With respect to model choice, we use the chatgpt model here. Nonetheless, based on LMQL's broad support for different inference backends, the model can be easily replaced with any other supported model. For ChatGPT, tags like {:user} directly translate to OpenAI roles. For other models, LMQL inserts equivalent raw text annotations, e.g. ((user)):.

2. Adding a System Prompt

While the above program already works, it is not very personalized. To make the chatbot more engaging, we can add a system prompt that instructs the model to respond in a specific way.
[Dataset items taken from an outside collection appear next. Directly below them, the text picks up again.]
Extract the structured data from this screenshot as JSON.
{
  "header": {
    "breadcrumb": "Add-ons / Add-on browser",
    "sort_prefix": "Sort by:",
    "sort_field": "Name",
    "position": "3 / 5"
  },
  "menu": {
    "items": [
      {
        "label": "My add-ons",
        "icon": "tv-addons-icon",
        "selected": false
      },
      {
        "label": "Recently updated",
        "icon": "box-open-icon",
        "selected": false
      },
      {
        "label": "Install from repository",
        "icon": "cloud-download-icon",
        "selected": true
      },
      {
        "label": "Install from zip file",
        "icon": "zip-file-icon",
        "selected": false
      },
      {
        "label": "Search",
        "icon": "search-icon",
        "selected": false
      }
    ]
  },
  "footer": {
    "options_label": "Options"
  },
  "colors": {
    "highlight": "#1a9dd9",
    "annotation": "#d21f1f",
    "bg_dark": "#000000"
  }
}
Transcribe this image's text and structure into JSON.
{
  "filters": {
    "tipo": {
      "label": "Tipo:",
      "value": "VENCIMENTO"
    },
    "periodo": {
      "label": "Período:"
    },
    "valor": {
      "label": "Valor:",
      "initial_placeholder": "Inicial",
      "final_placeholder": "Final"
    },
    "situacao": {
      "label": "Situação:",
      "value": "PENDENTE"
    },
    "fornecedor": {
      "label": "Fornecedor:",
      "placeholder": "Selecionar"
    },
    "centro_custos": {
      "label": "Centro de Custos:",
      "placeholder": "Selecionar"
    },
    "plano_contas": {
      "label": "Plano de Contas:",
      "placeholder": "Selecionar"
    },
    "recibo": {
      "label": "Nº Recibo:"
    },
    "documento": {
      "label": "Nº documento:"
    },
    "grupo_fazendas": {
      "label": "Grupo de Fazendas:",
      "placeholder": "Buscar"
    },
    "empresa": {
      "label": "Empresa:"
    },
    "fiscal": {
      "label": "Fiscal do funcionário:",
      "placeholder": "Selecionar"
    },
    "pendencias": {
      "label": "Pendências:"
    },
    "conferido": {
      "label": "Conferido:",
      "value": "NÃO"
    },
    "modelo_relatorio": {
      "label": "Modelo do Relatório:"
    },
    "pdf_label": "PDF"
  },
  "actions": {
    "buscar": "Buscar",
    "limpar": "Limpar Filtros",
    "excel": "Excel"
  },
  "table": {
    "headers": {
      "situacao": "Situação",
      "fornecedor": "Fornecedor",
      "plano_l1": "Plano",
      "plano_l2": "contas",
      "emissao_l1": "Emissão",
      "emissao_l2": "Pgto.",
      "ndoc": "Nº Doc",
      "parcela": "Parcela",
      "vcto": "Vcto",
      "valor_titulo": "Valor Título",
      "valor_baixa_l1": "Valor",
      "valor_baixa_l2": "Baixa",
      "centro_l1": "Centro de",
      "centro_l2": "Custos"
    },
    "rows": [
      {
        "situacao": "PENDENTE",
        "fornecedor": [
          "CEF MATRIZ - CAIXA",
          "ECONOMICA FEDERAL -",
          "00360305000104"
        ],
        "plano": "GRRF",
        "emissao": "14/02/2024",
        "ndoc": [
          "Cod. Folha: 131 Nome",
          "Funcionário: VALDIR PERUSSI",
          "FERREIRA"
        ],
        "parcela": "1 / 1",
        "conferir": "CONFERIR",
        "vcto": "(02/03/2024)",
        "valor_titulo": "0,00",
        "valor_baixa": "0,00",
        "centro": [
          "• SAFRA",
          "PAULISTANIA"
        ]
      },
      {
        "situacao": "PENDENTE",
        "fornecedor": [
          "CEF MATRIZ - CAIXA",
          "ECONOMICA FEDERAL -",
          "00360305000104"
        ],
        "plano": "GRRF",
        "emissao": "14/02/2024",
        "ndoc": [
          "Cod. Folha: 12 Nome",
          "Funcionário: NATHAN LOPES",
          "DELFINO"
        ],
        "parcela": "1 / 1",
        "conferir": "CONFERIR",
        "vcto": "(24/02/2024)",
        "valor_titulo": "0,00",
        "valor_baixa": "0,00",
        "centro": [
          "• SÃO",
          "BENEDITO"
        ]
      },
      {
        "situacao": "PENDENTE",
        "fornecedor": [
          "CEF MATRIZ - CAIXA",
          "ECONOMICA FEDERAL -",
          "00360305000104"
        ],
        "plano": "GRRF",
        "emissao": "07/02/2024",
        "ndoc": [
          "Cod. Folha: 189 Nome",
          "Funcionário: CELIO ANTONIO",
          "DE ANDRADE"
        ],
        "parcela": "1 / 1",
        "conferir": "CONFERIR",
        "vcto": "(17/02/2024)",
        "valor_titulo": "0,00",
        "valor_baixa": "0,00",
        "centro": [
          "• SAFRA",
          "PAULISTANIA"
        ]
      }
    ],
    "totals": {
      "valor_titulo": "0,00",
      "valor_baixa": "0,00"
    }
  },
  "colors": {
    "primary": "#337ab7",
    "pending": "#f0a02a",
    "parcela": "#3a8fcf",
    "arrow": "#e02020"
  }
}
The system prompt is an additional instruction that we include at the beginning of our program and will not be directly visible to the user.

To add a system prompt, we can simply include an additional annotated {:system} prompt statement:

from lmql.lib.chat import message

argmax 
    "{:system} You are a marketing chatbot for the\
     language model query language (LMQL)."
    while True:
        "{:user} {await input()}"
        "{:assistant} [ANSWER]"
from
   "chatgpt"

To resulting chat application will now respond in a more personalized way, as it will consider the system prompt before responding to user input. In this case, we instruct it to respond as LMQL marketing agent.

3. Serving the Chatbot

Lastly, to move beyond the playground, we can use the lmql chat command to serve our chatbot as a local web application. To do so, we just save the above program as chat.lmql and run the following command:

bash
lmql chat chat.lmql

Once the server is running, you can access the chatbot at the provided local URL.

Screenshot of the model dropdown in the playground
A simple chatbot using the LMQL Chat UI.

In this interface, you can interact with your chatbot by typing into the input field at the bottom of the screen. The chatbot will then respond to your input, while also considering the system prompt that you provide in your program. On the right, you can inspect the full internal prompt of your program, including the generated prompt statements and the model output. This allows you at all times, to understand what exact input the model received and how it responded to it.